Aiding the volume performance was lower raw material cost . Since JSW uses imported coal and external iron ore, prices for which have been on falling, it added to the operating performance. Raw material cost declined 6.2 per cent over a year; power & fuel costs remained flat, despite a 14 per cent increase in production. Thus, earnings before interest, taxes, depreciation and amortisation (Ebitda) at Rs 3,269 crore was up 89 per cent over a year and much ahead of the Bloomberg consensus estimate of Rs 2,589 crore. This translated to Ebitda per tonne of Rs 9,787 versus Rs 5,560 in the year-ago quarter. The net profit at Rs 1,109 crore, against a Bloomberg expectation of Rs 742 crore, was much higher than the Rs 21.9 crore in the year-ago quarter and Rs 239.5 crore in the March quarter.

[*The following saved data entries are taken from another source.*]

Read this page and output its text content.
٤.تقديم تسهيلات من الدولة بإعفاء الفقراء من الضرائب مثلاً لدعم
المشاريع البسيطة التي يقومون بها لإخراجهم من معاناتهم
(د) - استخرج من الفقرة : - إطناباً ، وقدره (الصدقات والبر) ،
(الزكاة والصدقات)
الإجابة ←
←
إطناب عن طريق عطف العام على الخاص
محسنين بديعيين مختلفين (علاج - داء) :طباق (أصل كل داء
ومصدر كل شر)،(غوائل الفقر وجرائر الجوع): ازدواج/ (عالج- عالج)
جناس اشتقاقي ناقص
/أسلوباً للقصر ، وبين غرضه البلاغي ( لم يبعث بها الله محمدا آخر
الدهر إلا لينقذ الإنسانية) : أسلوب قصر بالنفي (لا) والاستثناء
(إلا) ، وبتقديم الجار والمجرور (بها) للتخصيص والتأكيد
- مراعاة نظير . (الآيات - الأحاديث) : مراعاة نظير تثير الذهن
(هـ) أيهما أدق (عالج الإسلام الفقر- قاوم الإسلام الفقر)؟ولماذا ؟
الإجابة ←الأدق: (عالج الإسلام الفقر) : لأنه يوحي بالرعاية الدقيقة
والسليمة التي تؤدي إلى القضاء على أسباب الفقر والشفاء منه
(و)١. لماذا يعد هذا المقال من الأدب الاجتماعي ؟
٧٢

The company is on track to meeting its production and sales forecast for the year, says the management. JSW plans 15.75 mt production and 15 mt sales, a rise of 25 and 24 per cent, respectively, over FY16. The continuing ramp-up at Dolvi will support this growth in the coming quarters, it says.

Given the strong execution and ability to deliver, JSW remains a key analyst pick over other Indian steel majors. Investors, however, need to watch for some headwinds in the near term. Global steel prices, rising for six months, have begun correcting and pressure on Indian prices is likely. The September quarter is traditionally a weaker one, with less of construction activity and in demand for long products. Further, MIPs are to be reviewed; an extension or other safeguard will be necessary for supporting domestic prices, given the threat from cheaper import.

Further the cost of basic raw material such as iron ore and coal are increasing on a sequential basis. All this might lead to some near-term headwinds and the September quarter's performance might be softer.

Nevertheless, steel demand in the country during FY17 is expected to grow by six per cent (it was flat during the June quarter). This will benefit JSW Steel, as growth in construction, automobiles and mining will help during the second half. Thus, any correction in the share price will be an opportunity for investors.